I just don’t happen to know anyone very cool who is black who I’d hang out with. Most blacks seem to have a different idea of cool than I do . . . although you wouldn’t know it from TV commercials. Thomas Sowell doesn’t seem to differ from me in culture; but he’s not my friend because he wouldn’t know me from Adam.
It’s like a 3-D Venn diagram, like that chessboard in Star Trek. Very few points of intersection.
Of course, a corollary of this is that I have very few friends of any description I’d hang out with, because hanging out sounds expensive, and I’m cheap. We could keep in touch by phone, even if they were black and I wouldn’t know it; but I’m lazy as well.
This puts me at a disadvantage. Unlike Donald Trump, I can’t produce limitless photos of me with my arms around people of all races, smiling.
And I don’t use a capital letter for “black,” because color is not in the same category as a proper name. Race might be — I’m thinking of Asian, Caucasian, and so on — but not color. This might tick some off.
In other news, I don’t have any transsexual vegan mountain-climbing Trekkie friends, either. I assume they have their own. Why ruin their good time?
Oh, and speaking of Star Trek:


My first image was you with your hands around people’s necks and no one around to take pictures. Communists? No, wait. That can’t be right!
Have you checked the bios of all the posters?
Too lazy.
Rumor has it that there is at least one “transsexual vegan mountain-climbing Trekkie” among our commentators.
Ha! I’ve noticed that commentator never makes it to our New Year’s Eve parties. Too busy with Gorn porn, I guess.
Many years ago I worked for an organization that had the word “Urban” in the title. I was the only white guy on staff. I didn’t try to act like anything but my goofy awkward self. Maybe they were just being nice but I never had any problems and I still talk to one of my old co workers from back then.
I might be able to produce one or two photos with them but I’m pretty sure my arms weren’t around anyone and I’m not that impressed with how I looked then anyway.
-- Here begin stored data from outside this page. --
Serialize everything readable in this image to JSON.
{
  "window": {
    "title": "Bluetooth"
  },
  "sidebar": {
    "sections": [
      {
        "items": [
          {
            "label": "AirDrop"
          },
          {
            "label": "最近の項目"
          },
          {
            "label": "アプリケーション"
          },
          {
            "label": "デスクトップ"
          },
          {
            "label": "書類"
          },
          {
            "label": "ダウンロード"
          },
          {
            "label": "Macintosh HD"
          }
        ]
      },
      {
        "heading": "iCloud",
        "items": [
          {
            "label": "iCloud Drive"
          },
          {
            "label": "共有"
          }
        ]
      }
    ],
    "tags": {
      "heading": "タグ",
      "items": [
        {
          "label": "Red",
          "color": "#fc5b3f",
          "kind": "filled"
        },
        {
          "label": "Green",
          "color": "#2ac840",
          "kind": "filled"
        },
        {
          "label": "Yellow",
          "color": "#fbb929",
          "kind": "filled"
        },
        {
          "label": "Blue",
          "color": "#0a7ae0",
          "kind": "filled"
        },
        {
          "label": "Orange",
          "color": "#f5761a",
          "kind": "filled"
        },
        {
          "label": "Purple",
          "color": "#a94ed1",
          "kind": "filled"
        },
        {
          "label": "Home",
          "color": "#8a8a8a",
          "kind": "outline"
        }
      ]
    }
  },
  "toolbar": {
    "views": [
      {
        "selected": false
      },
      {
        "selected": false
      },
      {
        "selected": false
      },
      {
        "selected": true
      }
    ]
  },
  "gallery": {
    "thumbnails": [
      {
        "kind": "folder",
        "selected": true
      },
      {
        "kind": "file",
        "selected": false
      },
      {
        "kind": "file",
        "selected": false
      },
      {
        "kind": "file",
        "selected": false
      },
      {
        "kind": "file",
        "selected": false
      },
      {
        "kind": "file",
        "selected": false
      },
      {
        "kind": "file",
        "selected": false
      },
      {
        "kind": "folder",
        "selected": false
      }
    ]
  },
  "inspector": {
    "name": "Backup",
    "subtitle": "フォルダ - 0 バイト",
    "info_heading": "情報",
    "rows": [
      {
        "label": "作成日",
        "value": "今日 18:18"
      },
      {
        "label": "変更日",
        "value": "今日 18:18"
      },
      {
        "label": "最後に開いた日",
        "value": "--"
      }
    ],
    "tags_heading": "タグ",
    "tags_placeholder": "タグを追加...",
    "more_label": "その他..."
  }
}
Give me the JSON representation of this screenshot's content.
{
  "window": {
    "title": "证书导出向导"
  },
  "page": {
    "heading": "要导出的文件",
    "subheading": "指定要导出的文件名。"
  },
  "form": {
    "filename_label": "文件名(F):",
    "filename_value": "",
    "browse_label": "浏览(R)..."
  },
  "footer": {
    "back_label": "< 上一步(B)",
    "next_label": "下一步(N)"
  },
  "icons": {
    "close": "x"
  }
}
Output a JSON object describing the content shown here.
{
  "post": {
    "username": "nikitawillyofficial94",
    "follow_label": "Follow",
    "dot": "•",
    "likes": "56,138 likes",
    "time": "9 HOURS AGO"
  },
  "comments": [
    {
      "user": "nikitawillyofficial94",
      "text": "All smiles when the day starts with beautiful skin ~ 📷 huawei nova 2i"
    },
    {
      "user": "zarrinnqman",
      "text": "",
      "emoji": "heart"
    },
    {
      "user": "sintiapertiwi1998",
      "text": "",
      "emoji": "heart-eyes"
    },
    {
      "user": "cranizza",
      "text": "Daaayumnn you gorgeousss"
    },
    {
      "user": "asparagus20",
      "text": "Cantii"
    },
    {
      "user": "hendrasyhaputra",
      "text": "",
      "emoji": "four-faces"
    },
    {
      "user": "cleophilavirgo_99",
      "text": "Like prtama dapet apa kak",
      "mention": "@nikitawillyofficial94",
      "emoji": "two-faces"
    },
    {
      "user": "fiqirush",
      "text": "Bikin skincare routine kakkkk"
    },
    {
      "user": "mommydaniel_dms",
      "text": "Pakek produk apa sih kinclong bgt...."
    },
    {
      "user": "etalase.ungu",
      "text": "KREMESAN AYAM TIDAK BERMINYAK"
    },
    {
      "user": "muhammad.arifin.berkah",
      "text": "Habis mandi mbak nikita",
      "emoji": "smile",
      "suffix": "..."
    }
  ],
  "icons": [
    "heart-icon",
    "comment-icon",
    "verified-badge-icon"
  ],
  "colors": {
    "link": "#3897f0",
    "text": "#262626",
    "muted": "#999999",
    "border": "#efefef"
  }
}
I don’t think my looks have improved any over the years.
In short:
I knew I wasn’t cool.
They knew I wasn’t cool.
Everyone was fine with that.
Well, you went from urban to urbane.
I applied — right out of college — to Howard University (D.C.) for an editing job.
HR lady said: “You don’t want to work here.”
There went another photo op right there.
Huh, I always assumed Oppo was black.
Not a black person, but the color blackness itself, a hole in one’s sight given a shambling semblance of flesh to work its will upon those who dwell in the sun.
I mean, it just fit.
I’m pretty sure Walrus is a Samoan because he was quick to correct me on the spelling once. I said Somoan.
I was quite embarrassed.
Shaka, Brah.
Shaka Z U L U !!
(Wait, wrong continent!)
“Those Samoans are a surly bunch”
-Armadillo from Bloom County comic strip
Ooooo, I want an Obscury!
Nuufolau Joel “Joe” Seanoa (born March 17, 1979), known by the ring name Samoa Joe, is an American professional wrestler, voice actor, and film and television actor. As of 2022, he is signed to All Elite Wrestling (AEW), where he is a former AEW TNT Champion and AEW World Champion.